The Executive Board of the International Monetary Fund (IMF) approved a two-year loan valued by $17.1 billion for Romania to help the country get through the global economic crisis, the IMF's said in a statement Monday.

The approval makes $6.6 billion immediately available and the remainder will be available in installments subject to quarterly reviews of Romania's economy, the IMF said.

The total international financial support package will amount to $26.4 billion, with the European Union providing $6.6 billion, the World Bank $1.3 billion and the European Bank for Reconstruction and Development (EBRD), the European Investment Bank (EIB), and the International Finance Corporation (IFC) a combined $1.3 billion.

The joint financial assistance being provided by the IMF, the European Union, and the World Bank will help cushion the economic downturn and will provide reassurance to markets that Romania's external obligations will be met, said John Lipsky, First Deputy Managing Director and Acting Chairman.

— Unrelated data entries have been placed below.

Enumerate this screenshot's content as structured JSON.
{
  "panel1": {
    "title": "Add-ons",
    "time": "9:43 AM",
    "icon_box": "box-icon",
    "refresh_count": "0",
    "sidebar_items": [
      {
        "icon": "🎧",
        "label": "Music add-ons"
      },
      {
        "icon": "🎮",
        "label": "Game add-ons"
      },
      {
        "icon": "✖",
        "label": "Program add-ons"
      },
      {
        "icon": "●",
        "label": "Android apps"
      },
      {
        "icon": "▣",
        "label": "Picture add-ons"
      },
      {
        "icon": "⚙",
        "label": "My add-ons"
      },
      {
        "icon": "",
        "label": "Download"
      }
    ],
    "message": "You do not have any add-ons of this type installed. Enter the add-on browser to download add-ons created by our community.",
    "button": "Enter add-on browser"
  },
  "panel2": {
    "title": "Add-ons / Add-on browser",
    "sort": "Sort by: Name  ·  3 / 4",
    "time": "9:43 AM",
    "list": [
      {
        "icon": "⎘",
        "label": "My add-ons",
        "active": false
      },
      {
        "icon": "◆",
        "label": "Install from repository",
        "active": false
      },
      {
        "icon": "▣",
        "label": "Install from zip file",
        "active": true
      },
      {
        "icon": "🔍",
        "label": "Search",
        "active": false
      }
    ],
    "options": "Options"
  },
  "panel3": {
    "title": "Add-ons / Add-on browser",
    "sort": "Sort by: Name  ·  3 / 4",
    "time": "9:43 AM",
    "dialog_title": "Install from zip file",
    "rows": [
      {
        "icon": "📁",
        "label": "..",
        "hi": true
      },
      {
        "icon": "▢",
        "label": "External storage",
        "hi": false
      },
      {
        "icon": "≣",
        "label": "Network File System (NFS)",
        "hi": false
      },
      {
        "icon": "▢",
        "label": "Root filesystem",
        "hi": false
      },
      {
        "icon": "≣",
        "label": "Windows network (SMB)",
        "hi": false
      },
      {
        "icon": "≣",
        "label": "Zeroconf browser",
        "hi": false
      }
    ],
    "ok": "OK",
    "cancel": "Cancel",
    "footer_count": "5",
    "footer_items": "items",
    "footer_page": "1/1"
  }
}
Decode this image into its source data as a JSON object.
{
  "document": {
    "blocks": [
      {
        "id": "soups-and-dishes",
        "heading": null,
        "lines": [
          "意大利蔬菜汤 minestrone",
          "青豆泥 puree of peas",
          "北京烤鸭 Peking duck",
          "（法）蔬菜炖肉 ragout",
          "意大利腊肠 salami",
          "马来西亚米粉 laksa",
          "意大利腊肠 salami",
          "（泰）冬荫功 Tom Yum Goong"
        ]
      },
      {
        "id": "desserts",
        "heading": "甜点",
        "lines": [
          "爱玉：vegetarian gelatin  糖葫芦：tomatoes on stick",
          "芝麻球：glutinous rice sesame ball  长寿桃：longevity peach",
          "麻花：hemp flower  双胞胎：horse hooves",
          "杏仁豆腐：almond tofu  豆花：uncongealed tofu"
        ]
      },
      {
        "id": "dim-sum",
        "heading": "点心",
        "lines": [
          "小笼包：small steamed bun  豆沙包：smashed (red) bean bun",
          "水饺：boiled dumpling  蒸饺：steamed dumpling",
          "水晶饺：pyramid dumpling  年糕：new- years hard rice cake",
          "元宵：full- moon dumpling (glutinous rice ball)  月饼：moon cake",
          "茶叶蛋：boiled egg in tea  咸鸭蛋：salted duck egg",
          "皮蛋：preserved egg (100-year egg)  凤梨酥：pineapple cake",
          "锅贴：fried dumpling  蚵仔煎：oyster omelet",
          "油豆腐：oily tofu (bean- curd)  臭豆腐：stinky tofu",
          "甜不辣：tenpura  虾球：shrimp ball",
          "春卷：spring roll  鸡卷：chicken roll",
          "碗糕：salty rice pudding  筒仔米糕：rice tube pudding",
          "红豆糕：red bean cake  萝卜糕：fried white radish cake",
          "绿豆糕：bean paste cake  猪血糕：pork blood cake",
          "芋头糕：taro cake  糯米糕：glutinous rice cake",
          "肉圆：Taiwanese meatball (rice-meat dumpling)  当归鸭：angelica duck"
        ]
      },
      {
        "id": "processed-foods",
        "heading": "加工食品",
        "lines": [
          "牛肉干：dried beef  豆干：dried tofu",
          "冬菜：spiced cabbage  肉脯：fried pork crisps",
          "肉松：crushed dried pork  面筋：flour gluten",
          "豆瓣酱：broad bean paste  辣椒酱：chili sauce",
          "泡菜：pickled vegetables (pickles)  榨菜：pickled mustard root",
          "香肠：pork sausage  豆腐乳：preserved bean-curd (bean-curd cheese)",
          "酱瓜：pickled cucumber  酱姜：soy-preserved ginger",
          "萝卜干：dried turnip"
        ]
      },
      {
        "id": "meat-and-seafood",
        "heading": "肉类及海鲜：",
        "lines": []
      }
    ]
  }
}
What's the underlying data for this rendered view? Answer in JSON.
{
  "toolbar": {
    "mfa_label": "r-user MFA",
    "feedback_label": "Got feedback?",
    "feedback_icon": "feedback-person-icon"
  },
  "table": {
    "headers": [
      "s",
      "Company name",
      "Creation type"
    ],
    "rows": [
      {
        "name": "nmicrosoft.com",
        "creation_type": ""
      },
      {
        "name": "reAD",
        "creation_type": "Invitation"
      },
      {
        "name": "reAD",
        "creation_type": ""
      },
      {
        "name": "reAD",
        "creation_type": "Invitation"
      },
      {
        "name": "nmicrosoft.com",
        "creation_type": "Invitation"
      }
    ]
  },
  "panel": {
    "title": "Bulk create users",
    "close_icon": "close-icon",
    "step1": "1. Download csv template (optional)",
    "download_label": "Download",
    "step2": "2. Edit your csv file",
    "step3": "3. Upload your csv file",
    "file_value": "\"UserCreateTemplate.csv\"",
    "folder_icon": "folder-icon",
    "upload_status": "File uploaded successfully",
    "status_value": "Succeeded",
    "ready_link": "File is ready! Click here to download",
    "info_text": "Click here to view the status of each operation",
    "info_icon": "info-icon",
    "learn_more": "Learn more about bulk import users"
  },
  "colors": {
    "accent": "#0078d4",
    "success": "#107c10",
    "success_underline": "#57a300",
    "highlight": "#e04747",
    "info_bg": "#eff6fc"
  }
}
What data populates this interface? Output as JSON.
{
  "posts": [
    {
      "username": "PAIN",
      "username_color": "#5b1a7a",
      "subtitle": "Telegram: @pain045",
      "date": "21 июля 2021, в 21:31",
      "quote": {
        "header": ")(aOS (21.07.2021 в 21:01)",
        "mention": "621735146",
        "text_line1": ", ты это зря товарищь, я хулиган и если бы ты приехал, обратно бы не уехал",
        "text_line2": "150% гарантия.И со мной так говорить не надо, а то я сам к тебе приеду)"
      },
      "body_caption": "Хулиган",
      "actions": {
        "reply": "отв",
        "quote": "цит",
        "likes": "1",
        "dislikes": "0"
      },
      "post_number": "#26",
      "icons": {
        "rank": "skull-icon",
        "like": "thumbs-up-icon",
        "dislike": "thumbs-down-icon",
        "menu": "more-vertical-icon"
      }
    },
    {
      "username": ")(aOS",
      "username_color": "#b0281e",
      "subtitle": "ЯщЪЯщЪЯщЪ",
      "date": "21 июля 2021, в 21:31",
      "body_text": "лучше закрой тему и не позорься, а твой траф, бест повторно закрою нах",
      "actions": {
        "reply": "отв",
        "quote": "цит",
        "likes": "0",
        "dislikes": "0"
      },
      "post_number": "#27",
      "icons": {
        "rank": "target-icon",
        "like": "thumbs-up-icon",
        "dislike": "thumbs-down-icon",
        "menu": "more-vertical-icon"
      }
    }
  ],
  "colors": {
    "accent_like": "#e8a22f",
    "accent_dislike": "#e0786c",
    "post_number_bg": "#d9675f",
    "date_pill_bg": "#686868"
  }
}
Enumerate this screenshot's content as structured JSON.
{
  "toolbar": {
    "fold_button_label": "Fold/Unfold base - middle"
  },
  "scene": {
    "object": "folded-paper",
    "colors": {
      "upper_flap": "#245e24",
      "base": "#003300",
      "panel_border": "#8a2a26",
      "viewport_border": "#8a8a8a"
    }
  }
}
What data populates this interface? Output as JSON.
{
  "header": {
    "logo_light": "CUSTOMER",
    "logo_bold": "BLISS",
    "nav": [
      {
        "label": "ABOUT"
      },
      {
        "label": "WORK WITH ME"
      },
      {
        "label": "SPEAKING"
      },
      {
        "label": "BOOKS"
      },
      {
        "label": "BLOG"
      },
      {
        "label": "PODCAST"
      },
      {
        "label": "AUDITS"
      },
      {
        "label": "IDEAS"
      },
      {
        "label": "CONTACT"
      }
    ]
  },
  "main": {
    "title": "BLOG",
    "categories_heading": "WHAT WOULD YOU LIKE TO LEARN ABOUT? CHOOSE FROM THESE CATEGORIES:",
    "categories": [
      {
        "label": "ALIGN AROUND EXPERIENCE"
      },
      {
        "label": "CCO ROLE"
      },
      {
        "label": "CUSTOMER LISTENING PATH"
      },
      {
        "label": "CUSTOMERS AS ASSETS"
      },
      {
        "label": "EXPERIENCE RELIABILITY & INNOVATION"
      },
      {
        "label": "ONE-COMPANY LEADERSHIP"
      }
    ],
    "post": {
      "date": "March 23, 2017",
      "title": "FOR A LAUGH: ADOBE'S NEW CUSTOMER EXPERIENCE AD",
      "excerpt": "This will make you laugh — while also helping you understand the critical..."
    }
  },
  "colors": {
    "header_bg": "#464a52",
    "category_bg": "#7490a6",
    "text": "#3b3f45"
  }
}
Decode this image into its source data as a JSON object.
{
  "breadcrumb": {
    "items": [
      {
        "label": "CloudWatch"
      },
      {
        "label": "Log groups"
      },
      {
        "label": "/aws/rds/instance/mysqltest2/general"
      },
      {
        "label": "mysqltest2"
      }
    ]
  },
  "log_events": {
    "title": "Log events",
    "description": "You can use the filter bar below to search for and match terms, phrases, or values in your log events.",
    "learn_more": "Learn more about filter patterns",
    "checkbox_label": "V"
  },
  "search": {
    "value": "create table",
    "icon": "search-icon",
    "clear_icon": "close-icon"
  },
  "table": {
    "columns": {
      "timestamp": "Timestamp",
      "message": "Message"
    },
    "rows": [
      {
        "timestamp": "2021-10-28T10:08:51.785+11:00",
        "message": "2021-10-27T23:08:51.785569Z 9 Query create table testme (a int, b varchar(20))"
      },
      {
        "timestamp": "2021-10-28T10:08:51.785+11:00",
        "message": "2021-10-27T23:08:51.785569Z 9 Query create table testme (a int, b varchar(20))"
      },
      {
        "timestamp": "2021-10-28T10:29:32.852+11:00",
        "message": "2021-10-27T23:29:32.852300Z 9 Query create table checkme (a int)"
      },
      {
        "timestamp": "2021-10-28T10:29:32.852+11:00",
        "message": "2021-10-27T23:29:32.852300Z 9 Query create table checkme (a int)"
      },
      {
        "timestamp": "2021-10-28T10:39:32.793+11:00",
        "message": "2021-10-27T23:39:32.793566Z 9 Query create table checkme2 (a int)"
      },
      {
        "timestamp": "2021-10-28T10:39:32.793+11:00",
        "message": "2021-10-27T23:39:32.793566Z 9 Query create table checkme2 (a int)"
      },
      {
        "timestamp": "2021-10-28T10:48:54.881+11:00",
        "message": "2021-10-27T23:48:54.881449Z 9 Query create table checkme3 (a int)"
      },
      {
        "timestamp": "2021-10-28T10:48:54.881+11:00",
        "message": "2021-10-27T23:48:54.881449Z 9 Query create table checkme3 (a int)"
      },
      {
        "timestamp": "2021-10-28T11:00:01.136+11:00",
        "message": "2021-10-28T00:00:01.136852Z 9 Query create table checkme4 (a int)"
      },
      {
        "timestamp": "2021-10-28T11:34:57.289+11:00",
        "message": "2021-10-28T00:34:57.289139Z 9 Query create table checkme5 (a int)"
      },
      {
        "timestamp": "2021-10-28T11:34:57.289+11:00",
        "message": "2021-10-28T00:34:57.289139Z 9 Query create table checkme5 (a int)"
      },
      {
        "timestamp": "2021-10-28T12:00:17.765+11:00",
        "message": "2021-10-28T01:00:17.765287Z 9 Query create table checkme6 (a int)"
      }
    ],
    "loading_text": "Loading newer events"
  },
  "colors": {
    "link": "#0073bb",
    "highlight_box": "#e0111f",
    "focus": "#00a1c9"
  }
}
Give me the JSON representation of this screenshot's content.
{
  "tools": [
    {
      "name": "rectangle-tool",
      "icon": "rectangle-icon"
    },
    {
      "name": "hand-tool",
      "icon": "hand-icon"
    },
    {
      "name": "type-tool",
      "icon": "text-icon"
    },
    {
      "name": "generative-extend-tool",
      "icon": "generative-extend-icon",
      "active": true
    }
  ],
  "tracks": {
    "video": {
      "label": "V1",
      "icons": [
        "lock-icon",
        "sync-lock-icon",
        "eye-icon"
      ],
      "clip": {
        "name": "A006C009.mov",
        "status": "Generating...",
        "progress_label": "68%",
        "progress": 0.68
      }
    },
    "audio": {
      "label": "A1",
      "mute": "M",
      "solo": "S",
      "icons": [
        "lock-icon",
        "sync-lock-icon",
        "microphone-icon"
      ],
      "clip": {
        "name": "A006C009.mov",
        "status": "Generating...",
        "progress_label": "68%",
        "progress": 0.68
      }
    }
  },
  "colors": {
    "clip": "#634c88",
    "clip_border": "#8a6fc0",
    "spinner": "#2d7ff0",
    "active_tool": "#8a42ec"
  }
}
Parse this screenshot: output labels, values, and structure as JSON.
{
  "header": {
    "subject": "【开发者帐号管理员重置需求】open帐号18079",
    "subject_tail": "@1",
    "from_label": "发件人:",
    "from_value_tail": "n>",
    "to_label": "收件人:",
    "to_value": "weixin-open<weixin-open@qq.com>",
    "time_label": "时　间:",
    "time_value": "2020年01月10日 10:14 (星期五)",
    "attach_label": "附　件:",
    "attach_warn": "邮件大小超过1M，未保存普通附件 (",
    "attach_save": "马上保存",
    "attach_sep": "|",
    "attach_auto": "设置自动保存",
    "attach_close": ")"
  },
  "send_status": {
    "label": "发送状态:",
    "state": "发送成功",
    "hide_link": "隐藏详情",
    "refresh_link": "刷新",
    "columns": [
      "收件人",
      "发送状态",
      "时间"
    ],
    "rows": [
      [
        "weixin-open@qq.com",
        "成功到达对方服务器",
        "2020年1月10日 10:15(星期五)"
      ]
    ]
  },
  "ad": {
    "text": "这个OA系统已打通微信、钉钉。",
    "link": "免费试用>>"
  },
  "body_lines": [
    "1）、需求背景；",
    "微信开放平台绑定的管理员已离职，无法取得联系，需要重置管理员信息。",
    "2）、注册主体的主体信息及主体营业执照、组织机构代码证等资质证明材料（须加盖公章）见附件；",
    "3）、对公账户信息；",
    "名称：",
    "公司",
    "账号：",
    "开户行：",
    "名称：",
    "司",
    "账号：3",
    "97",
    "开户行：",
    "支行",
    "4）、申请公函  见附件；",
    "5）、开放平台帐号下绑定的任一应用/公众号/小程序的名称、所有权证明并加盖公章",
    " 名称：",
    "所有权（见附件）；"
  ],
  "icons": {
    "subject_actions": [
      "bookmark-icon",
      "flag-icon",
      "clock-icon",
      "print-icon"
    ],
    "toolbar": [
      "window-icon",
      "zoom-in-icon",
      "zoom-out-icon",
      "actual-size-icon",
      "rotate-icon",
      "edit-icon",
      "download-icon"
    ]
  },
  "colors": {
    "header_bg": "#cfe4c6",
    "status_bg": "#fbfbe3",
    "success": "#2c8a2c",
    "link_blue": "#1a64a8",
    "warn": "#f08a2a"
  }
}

It sends a strong signal of the international community's confidence that with the consistent implementation of the program, Romania will weather the current difficulties and emerge with a better-balanced and more flexible economy, Mr. Lipsky said.

Economic activity in Romania turned down sharply in late 2008 and has fallen further in 2009. Economic growth is projected at about 4 percent in 2009 on account of a sharp contraction in domestic demand.

The IMF forecasts a contraction of 3.7 per cent in 2009 across the 26 countries of Eastern Europe and former Soviet states, compared with growth of 2.9 per cent last year.